Role of intraoperative radiotherapy in the treatment of sacral chordoma.

BACKGROUND CONTEXT

Sacral chordoma is a rare entity with high local recurrence rates when complete resection is not achieved. To date, there are no series available in literature combining surgery and intraoperative radiotherapy (IORT).

PURPOSE

The objective of this study was to report the experience of our center in the management of sacral chordoma combining radical resection with both external radiotherapy and IORT.

STUDY DESIGN

This is a retrospective case series.

PATIENT SAMPLE

The patient sample included 15 patients with sacral chordoma resected in our center from 1998 to 2015.

OUTCOME MEASURES

The outcome measures were overall survival (OS), disease-free survival (DFS), and rates of local and distant recurrences.

METHODS

We retrospectively reviewed the records of all the patients with sacral chordoma resected in our center from 1998 to December 2015. Overall survival, DFS, and rates of local and distant recurrences were calculated.

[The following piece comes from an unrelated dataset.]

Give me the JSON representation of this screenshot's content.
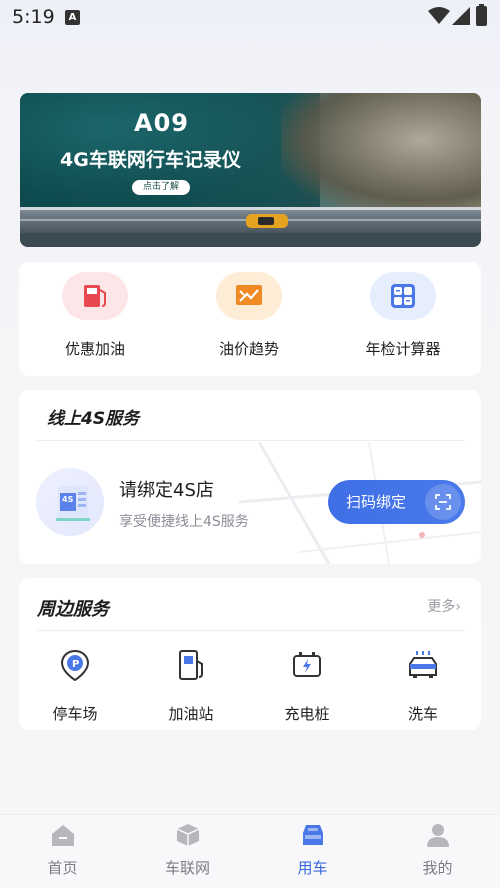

Results between patients treated with or without IORT were compared.

RESULTS

A total of 15 patients were identified: 8 men and 7 women. The median age was 59 years (range 28-77). Intraoperative radiotherapy was applied in nine patients and six were treated with surgical resection without IORT. In 13 patients, we performed the treatment of the primary tumor, and in two patients, we performed the treatment of recurrence disease. A posterior approach was used in four patients. Wide surgical margins (zero residue) were achieved in six patients, marginal margins (microscopic residue) were achieved in seven patients, and there were no patients with intralesional (R2) margins. At a median follow-up of 38 months (range 11-209 months), the 5-year OS in the IORT group was 100% versus 53% in the group of non-IORT (p=.05). The median DFS in the IORT group was 85 months, and that in the non-IORT group was 41 months. In the group without IORT, two patients died and nobody died during the follow-up in the group treated with IORT. High-sacrectomy treated patients had a median survival of 41 months, and low-sacrectomy treated patients had a median survival of 90 months. Disease-free survival in patients without gluteal involvement was 100% at 5 years, and that in patients with gluteal involvement was 40%. All patients with a recurrence in our study had gluteal involvement.

CONCLUSIONS

Multidisciplinary management of sacral chordoma seems to improve local control. The use of IORT, in our experience, is associated with an increase in OS and DFS. The level of resection and gluteal involvement seems to affect survival. The posterior approach is useful in selected cases. Multicenter studies should be performed to confirm the utility of IORT.